Fig. 5.. An inducible model of polyglycine (polyG) aggregation reveals detergent-resistant, p62-positive nuclear inclusions and seeding activity.

a, Lentiviral constructs for generating NLS-FRET-G100 cell line expressing the upstream open reading frame (uORF) of the NOTCH2NLC gene with polyglycine tract of 100 residues. b, Immunofluorescence staining for p62 of NLS-FRET-G100 cells at 5 days of doxycycline. c, Fluorescence imaging of NLS-FRET-Q79 cells at 5 days of doxycycline before and after detergent treatment, in the same field of view. d, Flow cytometry plots at one and five days of doxycycline treatment, and the latter before and after detergent treatment. e, Flow cytometry plots of NLS-FRET-Q79 cells at 4 days of doxycycline with or without proteasomal inhibitor (carfilzomib). f, Flow cytometry results of NLS-FRET-G100 cells at 3 days of doxycycline with and without transfection with NLS-FRET-G100 cell homogenates (collected five days after doxycycline) for 48h. All scale bars are 10 μm.

Fig. 6.. DNAJC7 partially physically interacts with polyG but does not alter its aggregation.
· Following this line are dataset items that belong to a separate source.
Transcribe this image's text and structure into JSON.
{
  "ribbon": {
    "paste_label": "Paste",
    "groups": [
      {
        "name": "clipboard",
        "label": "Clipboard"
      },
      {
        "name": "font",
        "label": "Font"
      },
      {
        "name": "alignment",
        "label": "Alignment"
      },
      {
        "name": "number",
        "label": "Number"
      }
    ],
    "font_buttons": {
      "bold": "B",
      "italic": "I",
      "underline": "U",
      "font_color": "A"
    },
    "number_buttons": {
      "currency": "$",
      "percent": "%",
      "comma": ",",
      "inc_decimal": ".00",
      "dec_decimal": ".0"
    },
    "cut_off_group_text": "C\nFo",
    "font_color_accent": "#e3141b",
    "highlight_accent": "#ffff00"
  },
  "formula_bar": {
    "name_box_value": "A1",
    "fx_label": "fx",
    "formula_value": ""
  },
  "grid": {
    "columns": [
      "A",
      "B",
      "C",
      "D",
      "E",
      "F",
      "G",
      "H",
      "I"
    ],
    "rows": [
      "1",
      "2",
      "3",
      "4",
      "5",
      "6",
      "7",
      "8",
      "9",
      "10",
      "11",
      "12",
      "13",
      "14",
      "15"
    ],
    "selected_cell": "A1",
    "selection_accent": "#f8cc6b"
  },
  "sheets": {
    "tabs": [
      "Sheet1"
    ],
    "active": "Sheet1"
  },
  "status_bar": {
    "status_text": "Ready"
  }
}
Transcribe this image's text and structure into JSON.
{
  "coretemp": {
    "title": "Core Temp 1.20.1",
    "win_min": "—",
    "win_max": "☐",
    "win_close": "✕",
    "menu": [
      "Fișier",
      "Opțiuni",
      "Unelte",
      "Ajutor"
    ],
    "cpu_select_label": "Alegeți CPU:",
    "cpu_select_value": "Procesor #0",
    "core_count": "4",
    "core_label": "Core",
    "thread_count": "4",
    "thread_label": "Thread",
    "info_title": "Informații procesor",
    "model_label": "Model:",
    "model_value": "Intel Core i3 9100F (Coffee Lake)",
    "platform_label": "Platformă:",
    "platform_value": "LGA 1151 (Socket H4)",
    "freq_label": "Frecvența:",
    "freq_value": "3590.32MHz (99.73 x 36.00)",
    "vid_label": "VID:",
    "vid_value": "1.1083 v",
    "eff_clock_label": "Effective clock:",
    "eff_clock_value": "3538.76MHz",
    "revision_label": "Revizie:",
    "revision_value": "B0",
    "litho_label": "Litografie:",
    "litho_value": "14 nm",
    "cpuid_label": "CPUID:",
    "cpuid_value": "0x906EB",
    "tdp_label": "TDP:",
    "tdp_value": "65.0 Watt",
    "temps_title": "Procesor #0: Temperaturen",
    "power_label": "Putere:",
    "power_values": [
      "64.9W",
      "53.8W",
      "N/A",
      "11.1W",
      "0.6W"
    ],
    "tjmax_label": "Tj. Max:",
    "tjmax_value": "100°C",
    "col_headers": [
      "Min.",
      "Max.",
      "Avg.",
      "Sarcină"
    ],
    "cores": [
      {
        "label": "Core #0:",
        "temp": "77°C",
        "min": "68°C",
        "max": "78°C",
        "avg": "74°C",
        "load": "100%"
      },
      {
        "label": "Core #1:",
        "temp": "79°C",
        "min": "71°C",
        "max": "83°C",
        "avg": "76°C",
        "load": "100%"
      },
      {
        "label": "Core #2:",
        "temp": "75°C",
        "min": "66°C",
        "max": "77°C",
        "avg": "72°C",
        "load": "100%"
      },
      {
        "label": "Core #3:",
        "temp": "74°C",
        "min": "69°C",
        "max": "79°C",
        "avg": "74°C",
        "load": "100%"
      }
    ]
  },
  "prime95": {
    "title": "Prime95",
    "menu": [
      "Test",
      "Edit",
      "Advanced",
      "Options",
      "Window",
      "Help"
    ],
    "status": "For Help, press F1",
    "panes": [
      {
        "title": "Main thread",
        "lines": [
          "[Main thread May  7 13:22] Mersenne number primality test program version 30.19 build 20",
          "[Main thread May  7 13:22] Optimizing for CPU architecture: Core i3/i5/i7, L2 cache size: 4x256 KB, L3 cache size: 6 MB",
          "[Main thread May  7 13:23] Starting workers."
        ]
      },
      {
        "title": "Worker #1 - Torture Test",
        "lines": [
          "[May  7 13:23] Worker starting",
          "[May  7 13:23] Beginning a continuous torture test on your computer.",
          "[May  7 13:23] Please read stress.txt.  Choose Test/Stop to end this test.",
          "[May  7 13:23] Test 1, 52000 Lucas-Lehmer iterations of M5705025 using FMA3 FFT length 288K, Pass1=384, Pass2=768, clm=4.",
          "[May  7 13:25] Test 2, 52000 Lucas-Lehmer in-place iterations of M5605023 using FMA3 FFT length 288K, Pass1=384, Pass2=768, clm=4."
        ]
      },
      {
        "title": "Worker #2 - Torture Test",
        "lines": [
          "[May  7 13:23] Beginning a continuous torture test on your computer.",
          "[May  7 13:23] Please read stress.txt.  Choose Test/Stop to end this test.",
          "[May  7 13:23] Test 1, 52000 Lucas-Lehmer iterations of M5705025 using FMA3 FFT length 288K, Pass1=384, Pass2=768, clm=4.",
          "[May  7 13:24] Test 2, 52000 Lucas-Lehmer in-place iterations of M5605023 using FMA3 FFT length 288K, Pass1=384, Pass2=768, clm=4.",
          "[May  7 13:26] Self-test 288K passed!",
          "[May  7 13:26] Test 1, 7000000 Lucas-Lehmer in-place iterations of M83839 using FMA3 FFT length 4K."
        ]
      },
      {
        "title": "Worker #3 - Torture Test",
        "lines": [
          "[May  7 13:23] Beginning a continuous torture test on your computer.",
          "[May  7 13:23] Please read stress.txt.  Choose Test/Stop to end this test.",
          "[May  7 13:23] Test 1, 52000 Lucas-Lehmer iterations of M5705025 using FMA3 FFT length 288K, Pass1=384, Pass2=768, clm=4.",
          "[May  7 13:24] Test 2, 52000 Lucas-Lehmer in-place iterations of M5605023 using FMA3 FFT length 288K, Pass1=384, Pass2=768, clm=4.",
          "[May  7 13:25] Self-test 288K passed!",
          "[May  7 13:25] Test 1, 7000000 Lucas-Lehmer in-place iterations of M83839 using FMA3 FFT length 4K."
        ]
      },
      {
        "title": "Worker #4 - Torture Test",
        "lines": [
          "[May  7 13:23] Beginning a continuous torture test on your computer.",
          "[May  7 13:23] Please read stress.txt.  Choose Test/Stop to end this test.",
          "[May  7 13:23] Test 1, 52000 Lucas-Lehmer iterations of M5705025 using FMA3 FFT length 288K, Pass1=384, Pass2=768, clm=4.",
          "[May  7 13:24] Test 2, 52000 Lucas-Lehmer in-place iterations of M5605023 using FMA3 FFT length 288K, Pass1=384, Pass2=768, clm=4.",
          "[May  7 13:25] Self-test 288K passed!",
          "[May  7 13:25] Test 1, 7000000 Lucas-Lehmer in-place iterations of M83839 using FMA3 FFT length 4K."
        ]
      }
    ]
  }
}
a, Volcano plot showing results of a CRISPRi screen for molecular chaperone modifiers of polyG aggregation in the NLS-FRET-G100 cell line. b, Pairwise comparison of Gene Scores between the polyG screen (from panel a) and the polyQ screen (Fig. 3b). c, Results of flow cytometry experiments measuring fold-change in the fraction of FRET-high cells after 5 days of doxycycline in sgRNA⁺ cells transduced with NTC or DNAJC7. Data represent mean ± sd from n = 3 independent experiments. d, DNAJC7 co-immunoprecipitates with 3xFLAG-tagged G100 to a greater extent than with untransfected lysates or HTTex1-Q25, but to a lesser extent than with HTTex1-Q72, in transiently transfected HEK293T cells. HMW: High molecular weight. IgG-L: Immunoglobulin light-chain e, Quantification of DNAJC7 co-immunoprecipitation from n = 4 independent experiments. Dotted lines connect paired values for Q72 and G100 from the same immunoblot. Bars and error bars represent mean ± sd. *p<0.05 by paired t-test.